Prime parole da giocatore del Vicenza per Riccardo Marchizza. Il difensore ha espresso tutto il suo entusiasmo per l'inizio di questa nuova avventura in biancorosso, spiegando i retroscena che lo hanno portato a sposare la causa dei veneti: "Credo sia stata la mia unica e prima scelta. Quando a metà maggio il mio agente mi ha parlato di questa possibilità ho capito subito l'importanza della chiamata. Quando una società ti fa sentire così centrale, è motivo d'orgoglio e ti porta ad accettare".
l centrale si lascia alle spalle l'esperienza al Frosinone, club con cui ha conquistato la promozione nella massima serie: "Ci sarebbero tante cose da raccontare sulla scorsa stagione, ma ho completamente archiviato tutto. Mi tengo stretto la Serie A conquistata e penso al futuro".

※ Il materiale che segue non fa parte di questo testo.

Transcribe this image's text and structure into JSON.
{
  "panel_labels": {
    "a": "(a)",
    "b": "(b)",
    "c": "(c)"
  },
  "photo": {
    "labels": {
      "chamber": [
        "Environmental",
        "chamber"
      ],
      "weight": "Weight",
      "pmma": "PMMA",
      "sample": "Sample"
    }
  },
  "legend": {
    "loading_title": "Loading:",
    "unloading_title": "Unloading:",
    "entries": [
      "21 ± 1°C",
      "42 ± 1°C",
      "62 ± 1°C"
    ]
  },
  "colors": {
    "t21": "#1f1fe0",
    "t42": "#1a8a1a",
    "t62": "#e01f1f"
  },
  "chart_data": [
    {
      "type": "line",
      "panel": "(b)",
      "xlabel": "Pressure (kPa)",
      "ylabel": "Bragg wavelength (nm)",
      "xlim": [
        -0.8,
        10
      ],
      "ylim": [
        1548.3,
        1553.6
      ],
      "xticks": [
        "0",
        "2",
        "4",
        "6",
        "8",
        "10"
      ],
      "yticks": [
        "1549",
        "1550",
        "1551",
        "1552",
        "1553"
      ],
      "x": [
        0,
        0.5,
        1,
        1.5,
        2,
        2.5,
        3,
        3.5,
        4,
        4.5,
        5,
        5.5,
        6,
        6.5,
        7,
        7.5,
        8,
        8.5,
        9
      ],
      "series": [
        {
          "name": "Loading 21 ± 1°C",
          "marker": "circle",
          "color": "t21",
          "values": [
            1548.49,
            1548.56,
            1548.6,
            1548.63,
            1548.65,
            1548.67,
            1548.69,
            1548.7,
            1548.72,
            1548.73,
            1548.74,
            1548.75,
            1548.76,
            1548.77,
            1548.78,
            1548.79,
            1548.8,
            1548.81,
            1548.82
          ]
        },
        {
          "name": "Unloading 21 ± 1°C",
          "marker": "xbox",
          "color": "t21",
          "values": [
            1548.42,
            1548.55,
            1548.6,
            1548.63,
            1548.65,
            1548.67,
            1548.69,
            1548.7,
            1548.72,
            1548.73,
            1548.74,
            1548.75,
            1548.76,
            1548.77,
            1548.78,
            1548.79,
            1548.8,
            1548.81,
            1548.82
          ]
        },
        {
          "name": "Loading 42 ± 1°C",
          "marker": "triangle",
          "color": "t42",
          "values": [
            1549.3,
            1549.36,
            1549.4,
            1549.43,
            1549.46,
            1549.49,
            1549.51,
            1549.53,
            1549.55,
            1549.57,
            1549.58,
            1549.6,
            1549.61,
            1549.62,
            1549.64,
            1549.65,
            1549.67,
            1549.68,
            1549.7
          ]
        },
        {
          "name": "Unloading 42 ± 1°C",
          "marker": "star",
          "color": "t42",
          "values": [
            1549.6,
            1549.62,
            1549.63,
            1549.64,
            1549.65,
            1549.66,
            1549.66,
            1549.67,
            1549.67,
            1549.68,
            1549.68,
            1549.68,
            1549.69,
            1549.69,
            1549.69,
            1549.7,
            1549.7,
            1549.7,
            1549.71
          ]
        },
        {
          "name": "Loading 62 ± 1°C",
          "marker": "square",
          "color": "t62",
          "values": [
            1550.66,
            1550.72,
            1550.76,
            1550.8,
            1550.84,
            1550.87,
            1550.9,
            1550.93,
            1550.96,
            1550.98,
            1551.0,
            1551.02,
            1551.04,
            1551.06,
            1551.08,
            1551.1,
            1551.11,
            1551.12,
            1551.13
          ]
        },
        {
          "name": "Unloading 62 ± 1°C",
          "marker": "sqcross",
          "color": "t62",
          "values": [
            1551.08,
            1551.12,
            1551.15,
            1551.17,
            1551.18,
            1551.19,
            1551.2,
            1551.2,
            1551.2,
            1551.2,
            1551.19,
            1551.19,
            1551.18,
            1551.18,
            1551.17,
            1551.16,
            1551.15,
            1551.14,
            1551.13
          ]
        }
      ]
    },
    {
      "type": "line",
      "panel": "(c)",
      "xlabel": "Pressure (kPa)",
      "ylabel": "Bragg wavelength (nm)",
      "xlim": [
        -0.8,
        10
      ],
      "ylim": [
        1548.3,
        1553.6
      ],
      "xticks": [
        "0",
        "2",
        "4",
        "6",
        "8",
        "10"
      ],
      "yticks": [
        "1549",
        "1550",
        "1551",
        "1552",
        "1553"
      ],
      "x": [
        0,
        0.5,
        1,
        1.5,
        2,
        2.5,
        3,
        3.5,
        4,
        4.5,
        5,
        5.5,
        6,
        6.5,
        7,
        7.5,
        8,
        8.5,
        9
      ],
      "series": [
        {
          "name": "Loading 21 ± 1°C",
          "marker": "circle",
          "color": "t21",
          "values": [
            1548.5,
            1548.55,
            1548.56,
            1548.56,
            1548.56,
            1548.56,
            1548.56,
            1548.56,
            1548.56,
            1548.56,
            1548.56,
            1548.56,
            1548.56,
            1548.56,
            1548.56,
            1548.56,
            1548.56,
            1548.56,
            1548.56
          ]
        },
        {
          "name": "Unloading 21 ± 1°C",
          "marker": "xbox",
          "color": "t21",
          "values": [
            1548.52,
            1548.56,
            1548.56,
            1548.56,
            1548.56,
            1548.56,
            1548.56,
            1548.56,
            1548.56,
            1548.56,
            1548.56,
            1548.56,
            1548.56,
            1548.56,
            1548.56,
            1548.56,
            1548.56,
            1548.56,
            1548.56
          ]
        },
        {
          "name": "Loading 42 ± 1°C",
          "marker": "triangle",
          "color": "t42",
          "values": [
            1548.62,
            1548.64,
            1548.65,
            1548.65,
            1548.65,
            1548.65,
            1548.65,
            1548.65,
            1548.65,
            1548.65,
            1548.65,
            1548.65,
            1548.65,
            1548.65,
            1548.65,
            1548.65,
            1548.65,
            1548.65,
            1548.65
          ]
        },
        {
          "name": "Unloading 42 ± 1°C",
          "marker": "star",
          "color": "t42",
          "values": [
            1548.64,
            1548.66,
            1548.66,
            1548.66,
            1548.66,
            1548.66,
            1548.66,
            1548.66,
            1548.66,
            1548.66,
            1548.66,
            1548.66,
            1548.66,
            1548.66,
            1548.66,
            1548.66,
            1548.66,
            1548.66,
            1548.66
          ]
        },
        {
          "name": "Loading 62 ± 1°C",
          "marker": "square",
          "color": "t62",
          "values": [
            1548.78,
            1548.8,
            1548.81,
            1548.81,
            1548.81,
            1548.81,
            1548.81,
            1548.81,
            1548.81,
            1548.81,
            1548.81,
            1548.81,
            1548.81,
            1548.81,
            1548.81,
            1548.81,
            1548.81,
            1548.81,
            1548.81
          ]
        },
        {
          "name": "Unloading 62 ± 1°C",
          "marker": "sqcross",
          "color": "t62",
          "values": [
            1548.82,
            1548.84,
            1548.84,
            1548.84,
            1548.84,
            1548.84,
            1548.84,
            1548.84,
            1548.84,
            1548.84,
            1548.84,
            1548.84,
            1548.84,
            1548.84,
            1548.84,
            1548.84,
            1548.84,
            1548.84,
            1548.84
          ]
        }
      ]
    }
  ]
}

Marchizza ha poi analizzato il prossimo campionato cadetto, rifiutando l'etichetta di semplice neopromossa per il Vicenza. Forza del gruppo: "Le griglie di partenza non contano. Il Vicenza non ha vinto la Serie C per caso: arrivare con venti punti di vantaggio sulla seconda significa essere una squadra già costruita per la categoria superiore".
Identità e continuità: "Il fatto che molti giocatori siano rimasti dalla passata stagione rappresenterà un valore aggiunto importante per noi".
Il feeling con il nuovo allenatore Fabio Gallo è stato immediato, complici le prime sessioni di allenamento già entrate nel vivo: "Il mister, il direttore e la società sono stati fondamentali. Mi rivedo molto nel suo modo di interpretare il calcio. La prima settimana è stata intensa, ma volevo proprio questo: immergermi subito nella realtà".
Infine, una rassicurazione sulle sue condizioni fisiche dopo qualche stop di troppo nelle passate stagioni: "Ho avuto uno o due problemi importanti in carriera, ma li ho superati. Ora sto bene, voglio solo mettermi a disposizione dello staff e partire forte".